La primauté du droit international dans l’ordre interne

La supériorité des textes internationaux sur les normes internes

Pour traiter ce sujet, il convient de faire les différences entre droit interne et droit international :

  • Droit interne : Ensemble des règles juridiques applicables à l’intérieur des frontières d’un État, régissant les relations entre individus, ainsi que les rapports entre les citoyens et l’État.
  • Droit international : Régit les relations entre les États, les organisations internationales et, parfois, des individus dans un cadre transnational. Il comprend des conventions, traités et accords internationaux.

La principale différence réside dans le champ d’application : le droit interne est limité à un État particulier, tandis que le droit international a vocation à être appliqué au niveau global, entre plusieurs États.

L’hypothèse d’un conflit entre une loi interne et un traité international est explicitement prévue par les Constitutions des 4ème et 5ème Républiques en France, qui reconnaissent la primauté des traités sur les lois internes sous certaines conditions.

  • Sous la Constitution de 1946 (4ème République), l’article 26 établissait déjà le principe de la supériorité des traités sur les lois internes, affirmant ainsi la place centrale des engagements internationaux dans l’ordre juridique français.

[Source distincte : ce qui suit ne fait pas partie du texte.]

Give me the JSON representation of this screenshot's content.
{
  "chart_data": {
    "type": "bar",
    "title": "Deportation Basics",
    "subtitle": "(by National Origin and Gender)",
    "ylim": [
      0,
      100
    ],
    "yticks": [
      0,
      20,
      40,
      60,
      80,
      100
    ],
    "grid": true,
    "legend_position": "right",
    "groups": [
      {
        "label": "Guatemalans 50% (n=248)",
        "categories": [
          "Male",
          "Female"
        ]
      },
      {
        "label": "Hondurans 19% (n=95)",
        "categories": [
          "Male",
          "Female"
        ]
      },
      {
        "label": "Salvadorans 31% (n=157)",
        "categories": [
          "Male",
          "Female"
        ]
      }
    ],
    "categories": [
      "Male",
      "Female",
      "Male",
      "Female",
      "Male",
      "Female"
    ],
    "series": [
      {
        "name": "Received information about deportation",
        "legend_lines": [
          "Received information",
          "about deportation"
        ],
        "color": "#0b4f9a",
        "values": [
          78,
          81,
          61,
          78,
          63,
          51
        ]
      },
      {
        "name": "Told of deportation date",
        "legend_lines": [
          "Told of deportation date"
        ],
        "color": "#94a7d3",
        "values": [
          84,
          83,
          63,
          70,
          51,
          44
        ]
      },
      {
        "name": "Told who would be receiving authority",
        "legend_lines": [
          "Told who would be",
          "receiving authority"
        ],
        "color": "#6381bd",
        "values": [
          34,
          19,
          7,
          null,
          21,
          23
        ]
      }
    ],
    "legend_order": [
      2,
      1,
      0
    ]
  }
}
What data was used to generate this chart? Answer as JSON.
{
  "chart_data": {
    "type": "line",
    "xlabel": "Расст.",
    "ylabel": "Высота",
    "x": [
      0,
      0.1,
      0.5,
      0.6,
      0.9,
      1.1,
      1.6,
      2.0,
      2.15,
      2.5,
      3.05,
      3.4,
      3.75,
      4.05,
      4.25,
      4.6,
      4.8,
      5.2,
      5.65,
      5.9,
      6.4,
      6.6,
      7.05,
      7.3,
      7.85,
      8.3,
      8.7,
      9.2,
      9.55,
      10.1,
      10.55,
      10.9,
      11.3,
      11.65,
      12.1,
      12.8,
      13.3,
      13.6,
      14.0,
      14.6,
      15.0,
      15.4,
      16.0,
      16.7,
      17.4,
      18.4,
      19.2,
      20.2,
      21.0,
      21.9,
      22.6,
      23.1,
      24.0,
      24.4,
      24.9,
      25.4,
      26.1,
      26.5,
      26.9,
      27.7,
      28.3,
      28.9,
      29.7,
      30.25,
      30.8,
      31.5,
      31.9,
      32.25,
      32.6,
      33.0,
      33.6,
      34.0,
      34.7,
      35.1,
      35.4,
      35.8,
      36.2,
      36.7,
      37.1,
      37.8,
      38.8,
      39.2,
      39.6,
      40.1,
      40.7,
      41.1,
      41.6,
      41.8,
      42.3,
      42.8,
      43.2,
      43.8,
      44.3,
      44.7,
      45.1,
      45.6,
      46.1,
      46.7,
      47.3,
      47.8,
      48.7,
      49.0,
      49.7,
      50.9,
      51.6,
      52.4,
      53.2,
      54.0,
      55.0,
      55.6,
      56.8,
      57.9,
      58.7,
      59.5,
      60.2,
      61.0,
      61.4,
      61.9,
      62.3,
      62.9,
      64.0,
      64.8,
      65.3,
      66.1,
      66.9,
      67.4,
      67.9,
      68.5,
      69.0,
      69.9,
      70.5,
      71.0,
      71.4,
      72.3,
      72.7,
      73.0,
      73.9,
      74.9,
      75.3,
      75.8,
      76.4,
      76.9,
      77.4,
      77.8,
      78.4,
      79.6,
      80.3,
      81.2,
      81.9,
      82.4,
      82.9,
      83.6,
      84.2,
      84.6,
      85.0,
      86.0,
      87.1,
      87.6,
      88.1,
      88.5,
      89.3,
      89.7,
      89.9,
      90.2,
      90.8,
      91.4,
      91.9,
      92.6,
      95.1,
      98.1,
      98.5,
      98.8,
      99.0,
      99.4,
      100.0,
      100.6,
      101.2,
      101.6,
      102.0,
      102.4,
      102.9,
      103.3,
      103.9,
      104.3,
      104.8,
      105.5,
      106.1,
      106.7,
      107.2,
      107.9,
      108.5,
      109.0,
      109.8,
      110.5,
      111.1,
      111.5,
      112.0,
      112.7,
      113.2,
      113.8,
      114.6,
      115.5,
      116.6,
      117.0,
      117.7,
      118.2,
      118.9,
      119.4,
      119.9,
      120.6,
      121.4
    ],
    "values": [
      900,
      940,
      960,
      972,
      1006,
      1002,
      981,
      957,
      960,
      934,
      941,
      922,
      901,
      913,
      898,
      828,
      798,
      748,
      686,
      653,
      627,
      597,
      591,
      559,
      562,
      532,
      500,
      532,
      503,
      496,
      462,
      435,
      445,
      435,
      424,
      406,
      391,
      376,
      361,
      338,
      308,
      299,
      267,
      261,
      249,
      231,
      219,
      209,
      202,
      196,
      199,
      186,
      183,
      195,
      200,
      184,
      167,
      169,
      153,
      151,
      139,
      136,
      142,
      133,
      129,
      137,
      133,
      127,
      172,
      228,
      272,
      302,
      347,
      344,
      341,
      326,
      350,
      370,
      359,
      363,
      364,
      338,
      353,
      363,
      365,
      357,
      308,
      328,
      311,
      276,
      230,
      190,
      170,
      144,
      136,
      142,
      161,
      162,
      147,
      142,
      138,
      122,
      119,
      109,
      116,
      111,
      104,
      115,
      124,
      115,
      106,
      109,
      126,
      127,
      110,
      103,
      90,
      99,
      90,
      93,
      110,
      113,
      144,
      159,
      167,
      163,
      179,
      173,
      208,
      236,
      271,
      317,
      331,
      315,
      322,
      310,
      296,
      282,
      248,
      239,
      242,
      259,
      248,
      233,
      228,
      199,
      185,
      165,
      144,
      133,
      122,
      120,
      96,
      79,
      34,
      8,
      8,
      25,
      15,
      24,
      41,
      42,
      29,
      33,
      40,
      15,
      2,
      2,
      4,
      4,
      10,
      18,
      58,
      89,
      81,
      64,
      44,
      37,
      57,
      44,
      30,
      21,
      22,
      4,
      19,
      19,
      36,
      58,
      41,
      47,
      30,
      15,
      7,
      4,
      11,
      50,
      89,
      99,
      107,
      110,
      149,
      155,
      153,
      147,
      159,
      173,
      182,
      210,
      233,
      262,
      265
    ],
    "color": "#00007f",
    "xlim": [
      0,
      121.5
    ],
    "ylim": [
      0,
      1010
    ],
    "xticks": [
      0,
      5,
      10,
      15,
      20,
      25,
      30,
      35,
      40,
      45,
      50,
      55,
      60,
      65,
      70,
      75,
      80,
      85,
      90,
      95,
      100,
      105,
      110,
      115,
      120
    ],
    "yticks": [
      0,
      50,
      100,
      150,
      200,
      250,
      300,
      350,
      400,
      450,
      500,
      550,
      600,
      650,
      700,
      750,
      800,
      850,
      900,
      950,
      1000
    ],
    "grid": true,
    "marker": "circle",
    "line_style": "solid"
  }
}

  • La Constitution de 1958 (5ème République) a renforcé ce principe à l’article 55, mais avec une condition de réciprocité. Cela signifie que pour qu’un traité l’emporte sur une loi interne, les deux États signataires du traité doivent le respecter réciproquement. Par exemple, si la France signe un traité avec la Belgique, pour que ce traité prévale dans l’ordre juridique français, il doit avoir été ratifié par les deux pays et appliqué de manière équivalente.

La réciprocité conditionne donc l’application des traités internationaux dans l’ordre interne. Si l’autre État signataire ne respecte pas ses engagements, la France peut refuser d’appliquer le traité dans son droit interne.

Ainsi, toute loi adoptée en France doit respecter les traités, accords et conventions internationaux déjà ratifiés. En cas de conflit entre une loi nationale et un traité, les juridictions nationales, qu’elles soient judiciaires ou administratives, ont reconnu le pouvoir d’écarter l’application d’une loi contraire à un traité international.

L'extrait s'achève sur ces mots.